Some have told me the f/2.8 lens requires more glass to achieve f/2.8 and therefore it lets in more light and can shoot at a faster shutter speed at the same aperture - but I really don't think that makes sense.
Basically incorrect. The entrance pupil for 300mm at f/8 will be 37.5mm in diameter, regardless of the diameter of the lens' front element. So you won't gain any shutter speed advantage by using the f/2.8 lens at f/8 as compared to using the f/4 lens. When you're stopped down to f/8, the light striking the parts of the front elements of either the 150mm diameter f/2.8 or 75mm diameter f/4 lens beyond the 37.5mm diameter circle in the center of the element is not being allowed to pass through the aperture diaphragm.
You will get an advantage with regards to the amount of light used for focusing and composition as most cameras meter and focus with the lens wide open and only stop the lens down to the specified aperture setting a split-second before the shutter opens. This will very likely mean faster speed and more precision in terms of autofocus performance. Exactly how much difference will depend on the capabilities of the camera's AF system.
The only other possibility that makes sense is that typically lens manufacturers will produce a better build quality on a lens that can achieve f/2.8, so, for example, you might get sharper images because of better build quality, but that has nothing to do with the lens' ability to stop to f/2.8.
That's pretty much it in terms of image quality. There is an additional IQ consideration, though, that does have to do with the lens' ability to open up to f/2.8.
The typically larger front element of the f/2.8 lens mean that when stopped down to f/8 the aberrations introduced on the edges of the larger objective are blocked by the aperture blades. Since these aberrations increase in severity with an increase in the diameter of the front element when shot at maximum aperture most telephoto f/2.8 lenses have more extensive aberration correction than narrower aperture lenses of the same focal length. It is theoretically possible to make an uncorrected f/2.8 telephoto lens that would have poor image quality and would be outperformed by a good f/4 lens, but the market doesn't demand such a lens. Almost all constant aperture f/2.8 telephoto zoom lenses and f/2.8 telephoto prime lenses are of very good optical quality because the market demands it.
In general, with long telephoto lenses the larger aperture models will slightly outperform their smaller aperture counterparts when both are from the same manufacturer and the same generation of lens design. But there are no real "consumer grade" first party lenses in the prime supertelephoto category with which to compare them. They're all very well corrected. (There are much cheaper third party fixed narrower aperture mirror lenses with lower optical quality and very cheap fixed narrow aperture refractive lenses with abysmal optical performance because there are few, if any aberration corrections in the design of the lens.)
With wider angle lenses it is usually the case that optical quality compromises must be made to allow wider apertures at such wide angles of view if field curvature is to be corrected to a flatter field of focus. It is much easier to correct a narrower aperture wide angle lens for field curvature than to correct a wider aperture wide angle lens for field curvature.

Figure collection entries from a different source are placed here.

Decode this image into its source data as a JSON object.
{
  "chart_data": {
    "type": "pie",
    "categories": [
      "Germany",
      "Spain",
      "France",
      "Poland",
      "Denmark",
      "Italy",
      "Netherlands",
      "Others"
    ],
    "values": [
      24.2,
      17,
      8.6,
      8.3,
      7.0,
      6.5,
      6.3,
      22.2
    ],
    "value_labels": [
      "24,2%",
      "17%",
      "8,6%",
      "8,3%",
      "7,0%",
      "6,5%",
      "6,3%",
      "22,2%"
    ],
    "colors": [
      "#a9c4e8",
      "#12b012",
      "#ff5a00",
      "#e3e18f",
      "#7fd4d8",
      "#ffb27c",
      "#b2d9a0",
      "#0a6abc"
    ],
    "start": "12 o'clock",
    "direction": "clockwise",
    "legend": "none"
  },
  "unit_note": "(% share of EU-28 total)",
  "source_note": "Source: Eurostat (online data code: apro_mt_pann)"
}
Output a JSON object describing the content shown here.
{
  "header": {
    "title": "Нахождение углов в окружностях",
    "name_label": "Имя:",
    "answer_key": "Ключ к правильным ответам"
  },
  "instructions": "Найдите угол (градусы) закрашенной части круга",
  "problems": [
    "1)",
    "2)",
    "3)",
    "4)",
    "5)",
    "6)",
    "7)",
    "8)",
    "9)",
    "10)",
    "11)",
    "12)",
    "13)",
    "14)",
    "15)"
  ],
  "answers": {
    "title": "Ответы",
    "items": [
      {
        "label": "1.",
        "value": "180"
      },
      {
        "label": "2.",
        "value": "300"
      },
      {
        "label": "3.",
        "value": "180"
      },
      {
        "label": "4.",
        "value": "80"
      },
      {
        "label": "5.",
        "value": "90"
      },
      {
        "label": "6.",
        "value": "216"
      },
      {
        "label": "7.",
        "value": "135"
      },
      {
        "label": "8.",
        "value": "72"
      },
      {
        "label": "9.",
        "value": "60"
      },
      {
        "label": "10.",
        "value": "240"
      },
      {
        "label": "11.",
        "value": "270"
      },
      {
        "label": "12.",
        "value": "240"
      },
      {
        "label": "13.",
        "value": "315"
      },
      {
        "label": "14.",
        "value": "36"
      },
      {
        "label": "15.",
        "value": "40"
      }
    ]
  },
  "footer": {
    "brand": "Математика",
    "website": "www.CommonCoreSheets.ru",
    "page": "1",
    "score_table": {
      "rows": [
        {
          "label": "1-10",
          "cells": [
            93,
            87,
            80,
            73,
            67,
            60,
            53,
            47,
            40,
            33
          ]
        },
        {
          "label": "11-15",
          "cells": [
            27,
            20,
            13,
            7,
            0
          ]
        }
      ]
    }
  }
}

Depending on their intended usage, some wide aperture prime lenses in the 50-85mm focal length range do not correct for field curvature. When tested at a single focus distance optimized for the center using a flat test chart as a target these lenses appear to be very soft on the edges and in the corners. But often they are very sharp on the edges and in the corners, just not at the same focus distance as the center of the field of view because the shape of the sharpest focus at any point in the frame is part of a sphere.
Lenses corrected for field curvature to give them a flatter field of focus (often called plane of focus though that is somewhat of a misnomer for all but a pinhole camera - no lens is perfectly corrected for field curvature) will do much better across the entire field when tested using a flat target at a single focus distance. Such well corrected lenses tend to produce bokeh that is harsher or 'busier' than lenses less corrected for field curvature. Thus, a lens like the EF 85mm f/1.2L II which is not well corrected for field curvature has a distinctively smooth bokeh on the edges of the frame, but is totally unsuitable for flat field work, such as document/art reproduction.